There's been a Stimulus "hearing" taking place in the US which has given libertarians their latest attempt to fire off their generally cynical views about all things public sector.  Their talk about how only the free market without government can possibly provide liberty I just cannot ever bring myself to agree with.  I believe in the value of free markets, but I am also painfully aware (often from personal experience) that they fall short in places.  Economists have talked and theorised about how imperfect and asymmetric information can adversely impact market outcomes, and externalities while difficult to measure provide a reason to expect markets to under- or over-provide goods.  But because we can't measure these things perfectly, libertarians simply dismiss them out of hand, and instead allow firms to exploit market positions entirely outside the sphere of government influence because evil people are evil people regardless of whether they are in the public or private sector. Libertarians seem to think that once somebody steps inside a public institution they become corrupt and evil, whilst inside a private institution the wonderful profit motive makes them shining beacons of integrity. Get real.

I always dislike their railings, particularly when they drag up Hayek and talk about scientism, usually applied in completely the wrong place, as per usual.  They tend not to understand statistics, and that econometric models have these things called errors, or residuals once we estimate them.  There's no false pretension of accuracy going on if econometrics and hence economics is applied appropriately.  We have our standard errors and our variances.

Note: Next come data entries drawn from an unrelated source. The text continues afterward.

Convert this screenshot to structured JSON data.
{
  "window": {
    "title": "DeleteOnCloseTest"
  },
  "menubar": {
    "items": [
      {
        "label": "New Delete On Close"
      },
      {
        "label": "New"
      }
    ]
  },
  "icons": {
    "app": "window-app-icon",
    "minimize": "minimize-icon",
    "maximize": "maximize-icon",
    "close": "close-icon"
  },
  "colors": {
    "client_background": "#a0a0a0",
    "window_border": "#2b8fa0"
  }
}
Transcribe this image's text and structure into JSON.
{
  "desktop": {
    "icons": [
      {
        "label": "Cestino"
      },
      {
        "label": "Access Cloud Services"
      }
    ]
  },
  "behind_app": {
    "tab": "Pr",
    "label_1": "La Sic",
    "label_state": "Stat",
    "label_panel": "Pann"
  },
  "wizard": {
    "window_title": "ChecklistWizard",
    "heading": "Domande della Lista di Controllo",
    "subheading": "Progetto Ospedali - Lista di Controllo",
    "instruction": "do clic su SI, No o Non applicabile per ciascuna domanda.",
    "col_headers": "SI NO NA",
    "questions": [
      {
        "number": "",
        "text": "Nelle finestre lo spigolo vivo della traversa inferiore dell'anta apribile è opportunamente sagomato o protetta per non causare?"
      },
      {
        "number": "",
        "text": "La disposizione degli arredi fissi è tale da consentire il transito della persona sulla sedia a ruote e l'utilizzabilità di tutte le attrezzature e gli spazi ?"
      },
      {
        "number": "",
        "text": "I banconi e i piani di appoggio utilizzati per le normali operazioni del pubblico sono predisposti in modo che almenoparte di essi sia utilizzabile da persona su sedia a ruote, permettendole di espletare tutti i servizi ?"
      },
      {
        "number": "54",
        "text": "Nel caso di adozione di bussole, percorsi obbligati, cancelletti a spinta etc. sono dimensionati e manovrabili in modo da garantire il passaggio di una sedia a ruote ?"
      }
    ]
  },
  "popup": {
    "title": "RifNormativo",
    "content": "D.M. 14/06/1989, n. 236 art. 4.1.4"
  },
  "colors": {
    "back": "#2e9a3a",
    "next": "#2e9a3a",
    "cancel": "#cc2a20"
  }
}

Yet these guys seemingly would just abandon all this just because it's a bit hard.  They criticise any attempt to understand more about the economy using data with an air of saying "well we already knew it all anyway", and stick to supposedly self-evident axioms that some Austrian wrote down six or seven decades ago.  Then they additionally claim any good idea that's ever been in economics as one of Hayek's.  I guess one day I'll substantial most of these claims, just not now.  I have some econometrics to do, to try and help fill some more of those gaps in the knowledge we currently have about the economy.  As any self-respecting economist would do.